The group of Fletcher School faculty and students had gone to Haiti with a modest goal—to get people to put their money into banks rather than in their mattresses. They left a country in ruins, lucky to get out alive.
“We were all in a room together when the earthquake hit,” says Kim Wilson, an expert in microfinance who was conducting research in Port-au-Prince with five Fletcher students and a research fellow. “We survived because we were terribly lucky.”
“We survived because we were terribly lucky,” says Kim Wilson, who was in Port-au-Prince when the earthquake struck. Photo: Chesnot/Sema/AP
Fletcher has been sending faculty to Haiti for years to work on initiatives for economic, political and legal reform. Louis Aucoin, an associate research professor at Fletcher’s Institute for Human Security, lived in Haiti for a year in 1997-98, working with the Haitian Ministry of Justice to reform its laws, which date from the Napoleonic era.
“The sad thing is that Haiti was doing somewhat better,” says Aucoin. “President René Préval was faring fairly well, and there was a bit less corruption. Haiti also had a functional parliament at this point, and there are times when there hasn’t been a functional parliament.”
In addition, crime was down. “The greatest challenge was the problem of gangs. That’s been quelled, and the credit goes to the U.N.,” says Aucoin. “They took bold action. It was an amazing development. That’s another reason why the loss to the U.N. is so sad.” Some 150 U.N. staff died in the earthquake, including “a lot of key personnel,” he says.
At this point, Wilson and Aucoin said there are more questions than answers as to how Haiti will begin to pull itself together in the months ahead. Aucoin wonders how the Haitian government will hold up. “Préval’s voice is quite silent at this point, and there’s been some international criticism about that. And the fact that I haven’t heard anything about the major slum in Port-au-Prince, Carrefour, probably means there is more bad news to come.”

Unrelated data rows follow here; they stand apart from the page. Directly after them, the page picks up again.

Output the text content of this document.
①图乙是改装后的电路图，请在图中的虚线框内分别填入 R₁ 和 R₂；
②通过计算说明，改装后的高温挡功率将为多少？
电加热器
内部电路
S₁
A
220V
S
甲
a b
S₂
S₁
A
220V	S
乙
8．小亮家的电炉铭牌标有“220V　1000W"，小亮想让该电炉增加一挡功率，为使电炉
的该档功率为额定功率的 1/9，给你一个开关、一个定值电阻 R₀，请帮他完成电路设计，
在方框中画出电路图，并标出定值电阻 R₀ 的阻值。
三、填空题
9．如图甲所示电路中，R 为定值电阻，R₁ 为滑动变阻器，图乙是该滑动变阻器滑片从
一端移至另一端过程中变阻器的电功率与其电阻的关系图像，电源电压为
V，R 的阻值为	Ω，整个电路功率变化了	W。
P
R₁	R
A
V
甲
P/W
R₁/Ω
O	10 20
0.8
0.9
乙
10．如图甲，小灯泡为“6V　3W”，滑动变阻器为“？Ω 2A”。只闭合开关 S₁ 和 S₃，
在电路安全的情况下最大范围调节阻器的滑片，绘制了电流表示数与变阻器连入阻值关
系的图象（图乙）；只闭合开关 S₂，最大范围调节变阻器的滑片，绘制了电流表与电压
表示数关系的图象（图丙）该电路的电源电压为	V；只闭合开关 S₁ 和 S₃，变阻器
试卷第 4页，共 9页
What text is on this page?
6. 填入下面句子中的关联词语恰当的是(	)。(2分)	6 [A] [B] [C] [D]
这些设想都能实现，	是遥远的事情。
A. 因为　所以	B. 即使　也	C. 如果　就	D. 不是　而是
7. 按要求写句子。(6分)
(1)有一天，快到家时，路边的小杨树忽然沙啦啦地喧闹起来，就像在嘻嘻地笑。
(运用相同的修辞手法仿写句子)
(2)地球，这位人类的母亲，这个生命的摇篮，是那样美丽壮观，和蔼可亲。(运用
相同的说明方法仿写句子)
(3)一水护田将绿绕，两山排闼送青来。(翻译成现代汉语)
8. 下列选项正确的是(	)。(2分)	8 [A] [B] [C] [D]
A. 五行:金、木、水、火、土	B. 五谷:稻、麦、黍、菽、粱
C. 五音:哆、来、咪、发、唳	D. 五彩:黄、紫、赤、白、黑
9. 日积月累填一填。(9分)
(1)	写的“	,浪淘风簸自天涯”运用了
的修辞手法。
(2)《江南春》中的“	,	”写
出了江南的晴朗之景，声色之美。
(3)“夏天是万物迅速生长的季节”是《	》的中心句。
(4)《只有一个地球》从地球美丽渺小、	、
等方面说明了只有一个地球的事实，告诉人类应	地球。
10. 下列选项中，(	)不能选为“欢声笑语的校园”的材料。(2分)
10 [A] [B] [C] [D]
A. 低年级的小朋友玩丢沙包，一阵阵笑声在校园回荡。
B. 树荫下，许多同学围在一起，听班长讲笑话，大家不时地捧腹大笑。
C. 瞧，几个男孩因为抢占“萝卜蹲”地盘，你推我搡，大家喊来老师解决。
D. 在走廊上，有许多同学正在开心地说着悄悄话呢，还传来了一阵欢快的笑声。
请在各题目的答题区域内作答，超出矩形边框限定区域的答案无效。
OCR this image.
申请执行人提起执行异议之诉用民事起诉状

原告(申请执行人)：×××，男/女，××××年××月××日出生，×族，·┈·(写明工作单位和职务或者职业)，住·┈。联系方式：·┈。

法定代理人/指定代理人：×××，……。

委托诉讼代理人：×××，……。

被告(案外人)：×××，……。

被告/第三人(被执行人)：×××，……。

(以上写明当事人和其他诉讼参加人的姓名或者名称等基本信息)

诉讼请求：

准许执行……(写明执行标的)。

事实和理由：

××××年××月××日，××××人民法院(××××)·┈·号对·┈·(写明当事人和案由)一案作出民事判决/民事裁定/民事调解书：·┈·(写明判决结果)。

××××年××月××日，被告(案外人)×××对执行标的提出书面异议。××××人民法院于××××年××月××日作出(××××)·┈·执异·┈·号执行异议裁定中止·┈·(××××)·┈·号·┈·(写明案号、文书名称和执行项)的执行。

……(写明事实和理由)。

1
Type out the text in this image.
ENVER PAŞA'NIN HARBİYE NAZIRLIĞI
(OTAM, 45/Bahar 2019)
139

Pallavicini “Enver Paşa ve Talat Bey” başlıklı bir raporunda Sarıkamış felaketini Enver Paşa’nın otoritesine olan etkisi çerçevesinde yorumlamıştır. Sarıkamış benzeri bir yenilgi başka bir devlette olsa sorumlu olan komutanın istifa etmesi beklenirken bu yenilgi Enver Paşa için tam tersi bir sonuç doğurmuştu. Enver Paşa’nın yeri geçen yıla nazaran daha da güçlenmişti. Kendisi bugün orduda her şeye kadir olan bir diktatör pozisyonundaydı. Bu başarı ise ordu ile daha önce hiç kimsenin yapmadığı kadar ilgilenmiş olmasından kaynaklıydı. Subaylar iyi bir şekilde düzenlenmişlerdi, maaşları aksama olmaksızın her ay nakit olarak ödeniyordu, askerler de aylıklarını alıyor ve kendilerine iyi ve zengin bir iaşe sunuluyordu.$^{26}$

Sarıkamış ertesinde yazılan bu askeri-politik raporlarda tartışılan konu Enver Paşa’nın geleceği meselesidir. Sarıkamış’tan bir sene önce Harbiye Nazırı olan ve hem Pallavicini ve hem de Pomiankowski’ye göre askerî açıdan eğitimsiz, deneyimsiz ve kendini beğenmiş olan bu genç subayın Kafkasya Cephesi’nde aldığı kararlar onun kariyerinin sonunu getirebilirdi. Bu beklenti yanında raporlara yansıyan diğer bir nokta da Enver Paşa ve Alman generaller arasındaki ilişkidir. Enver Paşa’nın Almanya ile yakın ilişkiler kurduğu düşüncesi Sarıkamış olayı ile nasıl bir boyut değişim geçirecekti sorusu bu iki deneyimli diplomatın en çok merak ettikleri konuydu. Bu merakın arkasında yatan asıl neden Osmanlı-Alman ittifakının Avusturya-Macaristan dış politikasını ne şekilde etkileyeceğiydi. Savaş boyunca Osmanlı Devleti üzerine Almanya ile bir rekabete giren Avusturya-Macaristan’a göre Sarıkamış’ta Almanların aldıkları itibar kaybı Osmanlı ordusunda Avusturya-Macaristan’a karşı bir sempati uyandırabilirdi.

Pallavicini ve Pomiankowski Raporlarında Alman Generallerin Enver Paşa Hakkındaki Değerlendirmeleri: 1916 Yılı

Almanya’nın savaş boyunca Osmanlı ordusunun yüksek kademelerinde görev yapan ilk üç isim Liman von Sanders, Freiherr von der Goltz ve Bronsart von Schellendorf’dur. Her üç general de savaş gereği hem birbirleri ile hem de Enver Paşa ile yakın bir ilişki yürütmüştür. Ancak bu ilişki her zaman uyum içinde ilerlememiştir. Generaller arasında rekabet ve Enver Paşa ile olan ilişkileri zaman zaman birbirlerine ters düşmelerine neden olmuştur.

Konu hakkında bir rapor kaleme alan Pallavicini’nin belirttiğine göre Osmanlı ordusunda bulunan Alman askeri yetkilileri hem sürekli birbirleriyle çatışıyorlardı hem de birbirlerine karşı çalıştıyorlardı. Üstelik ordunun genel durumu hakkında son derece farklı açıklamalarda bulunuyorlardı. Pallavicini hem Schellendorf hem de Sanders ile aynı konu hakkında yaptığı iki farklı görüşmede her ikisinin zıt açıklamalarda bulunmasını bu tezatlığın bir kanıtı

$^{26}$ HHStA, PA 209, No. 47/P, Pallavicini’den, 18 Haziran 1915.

Cooperation with international organizations will be important, but it won’t necessarily be easy. “Historically, Haiti has been resistant to international intervention,” Aucoin says, in part due to its history as a French colony. Haiti was the first black country to gain independence after the slave revolt of 1804 ousted the French colonial occupiers. “So Haitians are a very proud people.”
Wilson, who lectures in international business at Fletcher and has been to Haiti three times on humanitarian missions with Catholic Relief Services, says that foreign assistance can only go so far. “I don’t think aid is a long-term solution. The land is over-stripped, overgrazed and over-farmed. There aren’t enough resources to support people.”
Beyond aid, Wilson says the U.S. “needs to change immigration policies to allow more people in. That’s not going to be popular, and a lot of people will say it’s not practical, but what is practical?”
A positive development, Aucoin says, is that the U.N.’s success in eradicating gangs signaled “an unprecedented spirit of cooperation, because Haitians felt so grateful to the U.N. for bringing about an increased sense of security. This bodes well for Haiti working with the international community in the future.”
Another positive, says Wilson, is the strength of a people who have suffered tragedy before.
“Something surprising happened the night of the quake,” says Wilson. “Once darkness fell, the panic in the streets turned to song. People were reaching out to each other, certainly through that first night. We could hear it. It was very present and powerful, and it was continuous.”